1. Help Center
  2. Investment Account

What is the LRS?

Liberalized Remittance Scheme (LRS), of RBI, allows Indian resident individuals to remit up to USD 250,000 per financial year (Apr-Mar) to another country for investments and expenditure. This limit is per individual including minors, which means that a family of 4 can remit up to USD 1 million per financial year. 

Capital account transactions under the LRS

  1. opening of foreign currency account abroad with a bank
  2. purchase of property abroad
  3. making investments abroad
  4. setting up Wholly owned subsidiaries and Joint Ventures abroad;
  5. extending loans including loans in Indian Rupees to Non-resident Indians (NRIs) who are relatives as defined in Companies Act, 2013.

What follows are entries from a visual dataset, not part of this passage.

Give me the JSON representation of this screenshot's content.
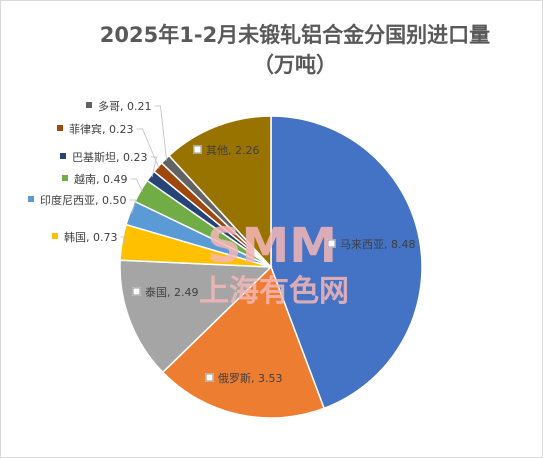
{
  "chart_data": {
    "type": "pie",
    "title_line1": "2025年1-2月未锻轧铝合金分国别进口量",
    "title_line2": "（万吨）",
    "slices": [
      {
        "label": "马来西亚",
        "value": 8.48,
        "value_text": "8.48",
        "color": "#4472c4"
      },
      {
        "label": "俄罗斯",
        "value": 3.53,
        "value_text": "3.53",
        "color": "#ed7d31"
      },
      {
        "label": "泰国",
        "value": 2.49,
        "value_text": "2.49",
        "color": "#a5a5a5"
      },
      {
        "label": "韩国",
        "value": 0.73,
        "value_text": "0.73",
        "color": "#ffc000"
      },
      {
        "label": "印度尼西亚",
        "value": 0.5,
        "value_text": "0.50",
        "color": "#5b9bd5"
      },
      {
        "label": "越南",
        "value": 0.49,
        "value_text": "0.49",
        "color": "#70ad47"
      },
      {
        "label": "巴基斯坦",
        "value": 0.23,
        "value_text": "0.23",
        "color": "#264478"
      },
      {
        "label": "菲律宾",
        "value": 0.23,
        "value_text": "0.23",
        "color": "#9e480e"
      },
      {
        "label": "多哥",
        "value": 0.21,
        "value_text": "0.21",
        "color": "#636363"
      },
      {
        "label": "其他",
        "value": 2.26,
        "value_text": "2.26",
        "color": "#997300"
      }
    ]
  },
  "watermark": {
    "text_en": "SMM",
    "text_cn": "上海有色网",
    "color": "#f4b6b6"
  }
}
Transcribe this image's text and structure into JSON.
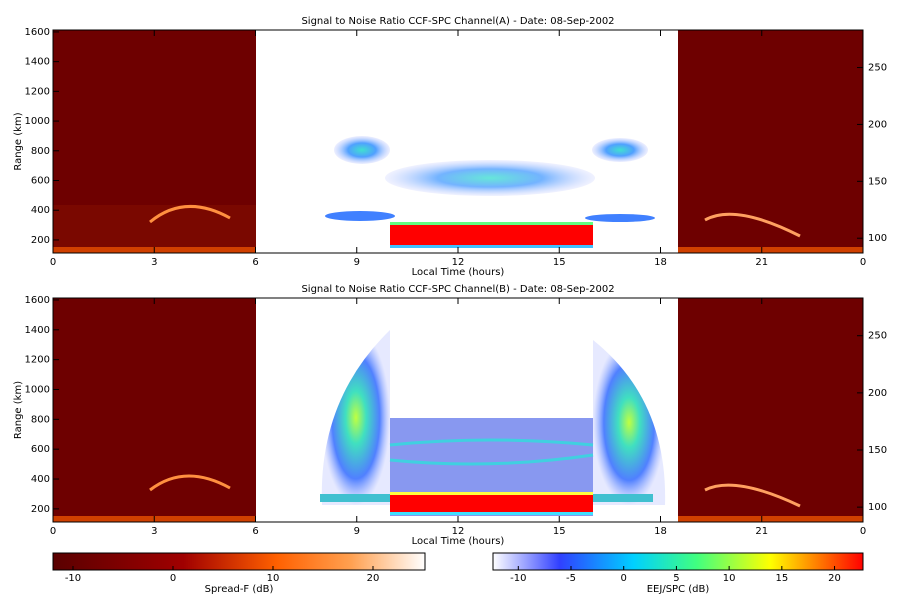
{
  "chart_data": [
    {
      "type": "heatmap",
      "title": "Signal to Noise Ratio CCF-SPC Channel(A) - Date: 08-Sep-2002",
      "x_label": "Local Time (hours)",
      "y_label": "Range (km)",
      "xlim": [
        0,
        24
      ],
      "xticks": [
        0,
        3,
        6,
        9,
        12,
        15,
        18,
        21,
        {
          "value": 24,
          "label": "0"
        }
      ],
      "ylim": [
        112,
        1613
      ],
      "yticks": [
        200,
        400,
        600,
        800,
        1000,
        1200,
        1400,
        1600
      ],
      "y2lim": [
        87,
        283
      ],
      "y2ticks": [
        100,
        150,
        200,
        250
      ]
    },
    {
      "type": "heatmap",
      "title": "Signal to Noise Ratio CCF-SPC Channel(B) - Date: 08-Sep-2002",
      "x_label": "Local Time (hours)",
      "y_label": "Range (km)",
      "xlim": [
        0,
        24
      ],
      "xticks": [
        0,
        3,
        6,
        9,
        12,
        15,
        18,
        21,
        {
          "value": 24,
          "label": "0"
        }
      ],
      "ylim": [
        112,
        1613
      ],
      "yticks": [
        200,
        400,
        600,
        800,
        1000,
        1200,
        1400,
        1600
      ],
      "y2lim": [
        87,
        283
      ],
      "y2ticks": [
        100,
        150,
        200,
        250
      ]
    }
  ],
  "colorbars": [
    {
      "label": "Spread-F (dB)",
      "lim": [
        -12,
        25.2
      ],
      "ticks": [
        -10,
        0,
        10,
        20
      ]
    },
    {
      "label": "EEJ/SPC (dB)",
      "lim": [
        -12.4,
        22.7
      ],
      "ticks": [
        -10,
        -5,
        0,
        5,
        10,
        15,
        20
      ]
    }
  ]
}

Current account transactions under the LRS

  1. Private visits to any country (except Nepal and Bhutan) 
  2. Gift or donation
  3. Going abroad for employment 
  4. Emigration 
  5. Maintenance of close relatives abroad 
  6. Travel for business, or attending a conference or specialised training or for meeting expenses for meeting medical expenses, or check-up abroad, or for accompanying as attendant to a patient going abroad for medical treatment/ check-up. 
  7. Expenses in connection with medical treatment abroad 
  8. Studies abroad 
  9. Any other current account transaction which is not covered under the definition of current account in FEMA 1999.

What is prohibited?

The remittance facility under the Scheme is not available for the following:

  1. Remittance for any purpose specifically prohibited under Schedule-I (like purchase of lottery tickets/sweep stakes, proscribed magazines, etc.) or any item restricted under Schedule II of Foreign Exchange Management (Current Account Transactions) Rules, 2000.
  2. Remittance from India for margins or margin calls to overseas exchanges / overseas counterparty.
  3. Remittances for the purchase of FCCBs issued by Indian companies in the overseas secondary market.
  4. Remittance for trading in foreign exchange abroad.
  5. Capital account remittances, directly or indirectly, to countries identified by the FATF as “non-cooperative countries and territories” from time to time.
  6. Remittances directly or indirectly to those individuals and entities identified as posing a significant risk of committing acts of terrorism as advised separately by the Reserve Bank to the banks.